Patrick Jenkins’ revisionist view (“Private equity groups are more than short-termist asset-strippers”, Inside Business, February 6) no doubt triggered a round of high fives within private equity firms. The problem is not what the column says, but where it stops.
Jenkins is correct that much criticism of private equity is ill-informed, and that this form of investment has moved on from the bestselling business book Barbarians at the Gate.
Private equity (meaning buyouts) started out 40 years ago as a brave new way of doing things and still has a useful role to play. Jenkins refers to a software company called Visma, where private equity firm HG Capital seems to have become a permanent investor beside a revolving crew of other funds. This is a good example of the way the gap between private equity and what it was originally designed to replace has been steadily shrinking.
But Jenkins fails to ask the natural follow-on question.
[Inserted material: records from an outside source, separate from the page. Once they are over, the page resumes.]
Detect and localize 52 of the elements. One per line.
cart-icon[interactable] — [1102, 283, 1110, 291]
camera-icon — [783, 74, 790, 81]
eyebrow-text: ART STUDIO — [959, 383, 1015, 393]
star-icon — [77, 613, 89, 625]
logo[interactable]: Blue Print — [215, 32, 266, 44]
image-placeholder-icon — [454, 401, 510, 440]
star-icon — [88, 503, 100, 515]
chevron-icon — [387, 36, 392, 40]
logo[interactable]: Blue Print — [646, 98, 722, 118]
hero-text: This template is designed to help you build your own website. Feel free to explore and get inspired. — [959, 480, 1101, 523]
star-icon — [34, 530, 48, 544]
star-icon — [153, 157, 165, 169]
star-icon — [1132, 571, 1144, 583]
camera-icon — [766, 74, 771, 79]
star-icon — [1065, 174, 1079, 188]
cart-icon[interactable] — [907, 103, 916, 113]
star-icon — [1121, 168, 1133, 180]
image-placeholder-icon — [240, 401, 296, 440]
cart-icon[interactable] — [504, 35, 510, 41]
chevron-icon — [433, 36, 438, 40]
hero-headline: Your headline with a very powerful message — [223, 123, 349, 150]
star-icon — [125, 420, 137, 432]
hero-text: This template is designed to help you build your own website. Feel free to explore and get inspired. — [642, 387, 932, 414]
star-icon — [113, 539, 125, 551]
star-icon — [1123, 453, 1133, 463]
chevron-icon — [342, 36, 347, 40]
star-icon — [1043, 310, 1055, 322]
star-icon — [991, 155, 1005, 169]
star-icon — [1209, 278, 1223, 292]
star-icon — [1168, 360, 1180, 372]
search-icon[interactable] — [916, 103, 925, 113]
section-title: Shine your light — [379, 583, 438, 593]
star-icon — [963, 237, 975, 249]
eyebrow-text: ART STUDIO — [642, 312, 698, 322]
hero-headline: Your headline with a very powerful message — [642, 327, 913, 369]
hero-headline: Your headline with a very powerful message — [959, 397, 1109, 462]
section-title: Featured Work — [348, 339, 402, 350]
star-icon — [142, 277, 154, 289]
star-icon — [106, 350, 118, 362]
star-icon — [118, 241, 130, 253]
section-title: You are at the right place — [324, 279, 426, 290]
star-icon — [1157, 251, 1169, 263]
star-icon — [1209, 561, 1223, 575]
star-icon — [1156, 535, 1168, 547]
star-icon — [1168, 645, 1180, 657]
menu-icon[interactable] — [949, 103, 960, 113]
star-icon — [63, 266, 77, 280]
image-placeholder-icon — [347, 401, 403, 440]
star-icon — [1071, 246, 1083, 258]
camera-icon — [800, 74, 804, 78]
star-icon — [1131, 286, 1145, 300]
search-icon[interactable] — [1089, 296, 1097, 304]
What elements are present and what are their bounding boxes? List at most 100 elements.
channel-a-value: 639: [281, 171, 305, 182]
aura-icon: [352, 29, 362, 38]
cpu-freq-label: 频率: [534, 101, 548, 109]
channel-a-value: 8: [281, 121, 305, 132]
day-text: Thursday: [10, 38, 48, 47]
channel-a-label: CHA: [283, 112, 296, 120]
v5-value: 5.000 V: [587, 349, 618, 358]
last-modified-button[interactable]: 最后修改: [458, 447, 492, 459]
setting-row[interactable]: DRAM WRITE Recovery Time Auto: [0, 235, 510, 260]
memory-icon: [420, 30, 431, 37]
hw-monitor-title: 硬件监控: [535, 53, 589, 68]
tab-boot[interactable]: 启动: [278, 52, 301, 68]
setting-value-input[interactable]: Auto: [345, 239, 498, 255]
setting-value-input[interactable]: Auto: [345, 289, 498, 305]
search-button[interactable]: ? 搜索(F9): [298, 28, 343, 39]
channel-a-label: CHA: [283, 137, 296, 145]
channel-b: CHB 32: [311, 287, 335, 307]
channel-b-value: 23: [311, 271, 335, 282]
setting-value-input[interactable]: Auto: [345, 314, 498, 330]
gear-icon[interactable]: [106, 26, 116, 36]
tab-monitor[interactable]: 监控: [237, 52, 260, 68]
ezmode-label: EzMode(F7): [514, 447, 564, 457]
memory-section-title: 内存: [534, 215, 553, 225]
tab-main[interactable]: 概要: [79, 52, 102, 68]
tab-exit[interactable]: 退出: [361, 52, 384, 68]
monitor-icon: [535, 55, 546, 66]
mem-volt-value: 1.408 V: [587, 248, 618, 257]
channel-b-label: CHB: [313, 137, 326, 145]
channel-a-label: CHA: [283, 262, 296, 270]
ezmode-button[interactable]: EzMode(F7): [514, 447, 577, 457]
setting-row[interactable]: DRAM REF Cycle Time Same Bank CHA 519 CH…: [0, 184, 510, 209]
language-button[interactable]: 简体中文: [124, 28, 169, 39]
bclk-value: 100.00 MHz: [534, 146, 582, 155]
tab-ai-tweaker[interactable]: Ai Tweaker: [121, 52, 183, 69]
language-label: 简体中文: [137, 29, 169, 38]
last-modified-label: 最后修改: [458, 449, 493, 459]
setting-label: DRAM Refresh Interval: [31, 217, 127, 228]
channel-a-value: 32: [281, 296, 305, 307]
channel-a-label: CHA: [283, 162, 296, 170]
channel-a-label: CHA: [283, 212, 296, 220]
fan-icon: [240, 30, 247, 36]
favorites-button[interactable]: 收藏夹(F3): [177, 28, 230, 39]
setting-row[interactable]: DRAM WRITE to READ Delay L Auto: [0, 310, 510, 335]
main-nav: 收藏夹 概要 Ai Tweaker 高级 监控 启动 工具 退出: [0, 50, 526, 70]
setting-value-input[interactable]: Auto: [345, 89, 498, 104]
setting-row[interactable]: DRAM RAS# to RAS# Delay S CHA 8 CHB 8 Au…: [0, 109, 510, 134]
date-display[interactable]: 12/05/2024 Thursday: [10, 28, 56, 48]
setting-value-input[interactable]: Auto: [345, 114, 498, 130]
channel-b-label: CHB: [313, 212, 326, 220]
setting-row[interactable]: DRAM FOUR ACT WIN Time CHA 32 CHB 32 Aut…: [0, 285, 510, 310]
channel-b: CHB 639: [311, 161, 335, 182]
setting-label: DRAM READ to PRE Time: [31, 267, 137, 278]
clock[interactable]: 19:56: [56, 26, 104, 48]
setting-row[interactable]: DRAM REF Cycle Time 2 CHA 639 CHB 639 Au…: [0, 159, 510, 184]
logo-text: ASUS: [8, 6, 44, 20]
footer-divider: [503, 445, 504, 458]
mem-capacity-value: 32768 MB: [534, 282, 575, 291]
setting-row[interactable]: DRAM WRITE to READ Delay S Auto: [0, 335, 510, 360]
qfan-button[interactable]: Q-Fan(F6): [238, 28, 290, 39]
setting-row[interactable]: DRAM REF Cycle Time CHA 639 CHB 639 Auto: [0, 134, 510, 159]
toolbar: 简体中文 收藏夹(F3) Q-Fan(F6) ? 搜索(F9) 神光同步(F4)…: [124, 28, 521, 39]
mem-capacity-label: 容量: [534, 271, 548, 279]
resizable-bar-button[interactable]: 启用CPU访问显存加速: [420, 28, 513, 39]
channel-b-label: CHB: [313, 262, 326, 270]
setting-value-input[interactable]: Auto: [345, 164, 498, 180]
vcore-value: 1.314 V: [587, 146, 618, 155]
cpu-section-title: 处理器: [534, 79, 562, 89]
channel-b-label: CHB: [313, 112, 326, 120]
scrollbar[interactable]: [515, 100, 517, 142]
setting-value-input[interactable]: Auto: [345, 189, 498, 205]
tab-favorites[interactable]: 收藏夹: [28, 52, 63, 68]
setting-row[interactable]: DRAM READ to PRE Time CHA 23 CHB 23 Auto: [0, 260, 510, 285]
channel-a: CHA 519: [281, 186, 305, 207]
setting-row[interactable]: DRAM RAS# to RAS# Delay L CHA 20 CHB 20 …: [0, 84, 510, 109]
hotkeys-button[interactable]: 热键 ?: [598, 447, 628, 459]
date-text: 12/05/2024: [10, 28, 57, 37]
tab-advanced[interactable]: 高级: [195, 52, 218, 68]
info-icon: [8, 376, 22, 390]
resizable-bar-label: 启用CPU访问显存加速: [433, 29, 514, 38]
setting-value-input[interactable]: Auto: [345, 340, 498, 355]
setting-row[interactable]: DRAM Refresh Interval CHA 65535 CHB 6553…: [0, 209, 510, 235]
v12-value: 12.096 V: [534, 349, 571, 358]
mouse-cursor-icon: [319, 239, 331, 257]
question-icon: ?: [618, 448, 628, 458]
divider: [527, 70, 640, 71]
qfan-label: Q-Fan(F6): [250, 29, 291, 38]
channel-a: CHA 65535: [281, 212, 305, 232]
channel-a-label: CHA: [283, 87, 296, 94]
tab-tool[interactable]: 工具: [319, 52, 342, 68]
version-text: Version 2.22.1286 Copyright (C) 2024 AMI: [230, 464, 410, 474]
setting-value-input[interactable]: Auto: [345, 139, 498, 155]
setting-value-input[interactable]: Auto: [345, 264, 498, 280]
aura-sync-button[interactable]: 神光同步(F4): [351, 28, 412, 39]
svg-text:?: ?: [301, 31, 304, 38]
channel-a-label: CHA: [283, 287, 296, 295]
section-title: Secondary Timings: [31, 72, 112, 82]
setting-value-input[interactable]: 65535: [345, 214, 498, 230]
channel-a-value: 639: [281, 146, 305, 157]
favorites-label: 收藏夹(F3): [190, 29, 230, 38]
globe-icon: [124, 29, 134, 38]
The private equity he describes looks ever more like the quoted company model to which private equity has traditionally claimed to be so superior.
Why, then, does private equity still receive such favourable special treatment from policymakers and so little well-informed scrutiny from the media?
Taxation of carried interest is always good for a headline, but other issues matter more. Some basic mandatory public disclosure would be a good start. The disclosure needs to be mandatory in order to mitigate the cherry picking that private equity firms can and do get away with today.
The cost to private equity firms of providing this disclosure would be as negligible as the benefit to other parties would be significant. For example, the right mandatory public disclosure would start to make it easier to see whether the gross gains made in private equity are being split appropriately between a few thousand well-paid financiers and the millions of pension scheme members whose cash they invest.
The private equity sector can only be congratulated on the skill with which it continues to play its PR hand.
Meanwhile, both the media and policymakers need to up their game.